Wszystko zaczęło się na stoku… Lou z niedowierzaniem patrzy na świetnie bawiących się narciarzy. Coś tu nie gra! Po powrocie do pensjonatu chłopaków uderza coś dziwnego: w telewizorze – a nie jest to bynajmniej plazma czy elcedek! – prowadzona jest kampania na rzecz MTV, pojawiają się Muppet Show i Ronald Reagan na żywo, jakiś koleś reklamuje na T-shircie „Policjantów z Miami” (dla niezorientowanych – chodzi o serial z Donem Johnsonem), a inny przekłada kasetę w jakimś staroświeckim walkmanie, ludziska noszą getry, afro, no i jeszcze ta reklama gry Nintendo „Super Mario Bros.”!
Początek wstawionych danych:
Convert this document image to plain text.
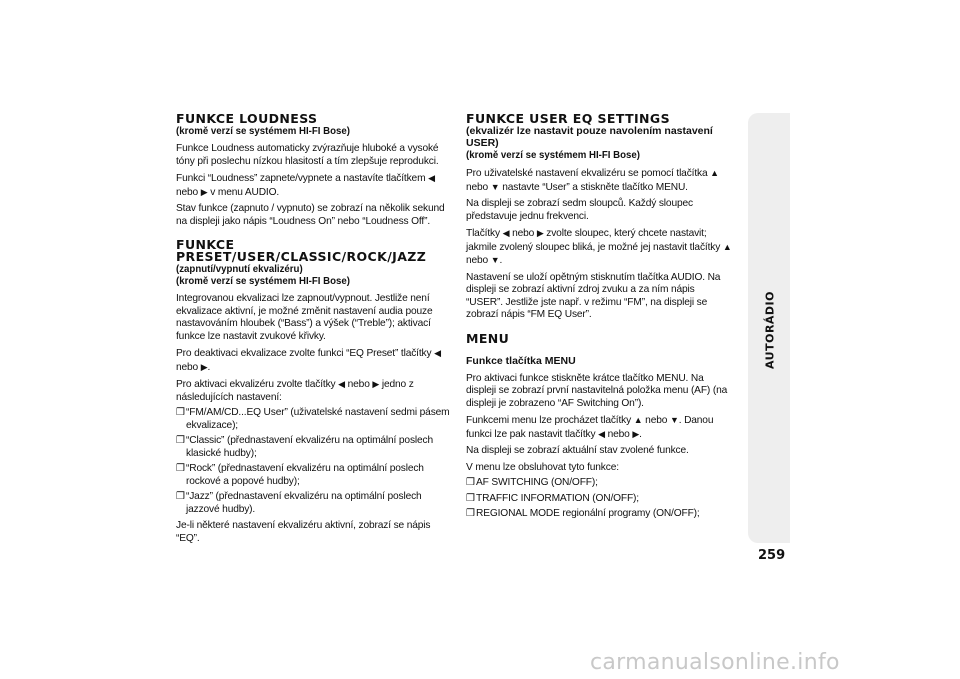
FUNKCE LOUDNESS
(kromě verzí se systémem HI-FI Bose)

Funkce Loudness automaticky zvýrazňuje hluboké a vysoké tóny při poslechu nízkou hlasitostí a tím zlepšuje reprodukci.

Funkci “Loudness” zapnete/vypnete a nastavíte tlačítkem ◀ nebo ▶ v menu AUDIO.

Stav funkce (zapnuto / vypnuto) se zobrazí na několik sekund na displeji jako nápis “Loudness On” nebo “Loudness Off”.

FUNKCE
PRESET/USER/CLASSIC/ROCK/JAZZ
(zapnutí/vypnutí ekvalizéru)
(kromě verzí se systémem HI-FI Bose)

Integrovanou ekvalizaci lze zapnout/vypnout. Jestliže není ekvalizace aktivní, je možné změnit nastavení audia pouze nastavováním hloubek (“Bass”) a výšek (“Treble”); aktivací funkce lze nastavit zvukové křivky.

Pro deaktivaci ekvalizace zvolte funkci “EQ Preset” tlačítky ◀ nebo ▶.

Pro aktivaci ekvalizéru zvolte tlačítky ◀ nebo ▶ jedno z následujících nastavení:

❒ “FM/AM/CD...EQ User” (uživatelské nastavení sedmi pásem ekvalizace);
❒ “Classic” (přednastavení ekvalizéru na optimální poslech klasické hudby);
❒ “Rock” (přednastavení ekvalizéru na optimální poslech rockové a popové hudby);
❒ “Jazz” (přednastavení ekvalizéru na optimální poslech jazzové hudby).

Je-li některé nastavení ekvalizéru aktivní, zobrazí se nápis “EQ”.

FUNKCE USER EQ SETTINGS
(ekvalizér lze nastavit pouze navolením nastavení USER)
(kromě verzí se systémem HI-FI Bose)

Pro uživatelské nastavení ekvalizéru se pomocí tlačítka ▲ nebo ▼ nastavte “User” a stiskněte tlačítko MENU.

Na displeji se zobrazí sedm sloupců. Každý sloupec představuje jednu frekvenci.

Tlačítky ◀ nebo ▶ zvolte sloupec, který chcete nastavit; jakmile zvolený sloupec bliká, je možné jej nastavit tlačítky ▲ nebo ▼.

Nastavení se uloží opětným stisknutím tlačítka AUDIO. Na displeji se zobrazí aktivní zdroj zvuku a za ním nápis “USER”. Jestliže jste např. v režimu “FM”, na displeji se zobrazí nápis “FM EQ User”.

MENU
Funkce tlačítka MENU

Pro aktivaci funkce stiskněte krátce tlačítko MENU. Na displeji se zobrazí první nastavitelná položka menu (AF) (na displeji je zobrazeno “AF Switching On”).

Funkcemi menu lze procházet tlačítky ▲ nebo ▼. Danou funkci lze pak nastavit tlačítky ◀ nebo ▶.

Na displeji se zobrazí aktuální stav zvolené funkce.

V menu lze obsluhovat tyto funkce:

❒ AF SWITCHING (ON/OFF);
❒ TRAFFIC INFORMATION (ON/OFF);
❒ REGIONAL MODE regionální programy (ON/OFF);
AUTORÁDIO
259
carmanualsonline.info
Na twarzach Adama, Lou i Nicka zaczyna pojawiać się coraz większy niepokój, aż w końcu Nick postanawia upewnić się, że to nie sen i pyta przypadkową dziewczynę, jakiego koloru jest Michael Jackson. Gdy pada odpowiedź, że czarny, spanikowany ucieka do pokoju, a zaraz za nim podążają Lou i Adam.
A wszystko dlatego, że gdy Reagan występował w telewizji na żywo, mieli po dwadzieścia lat!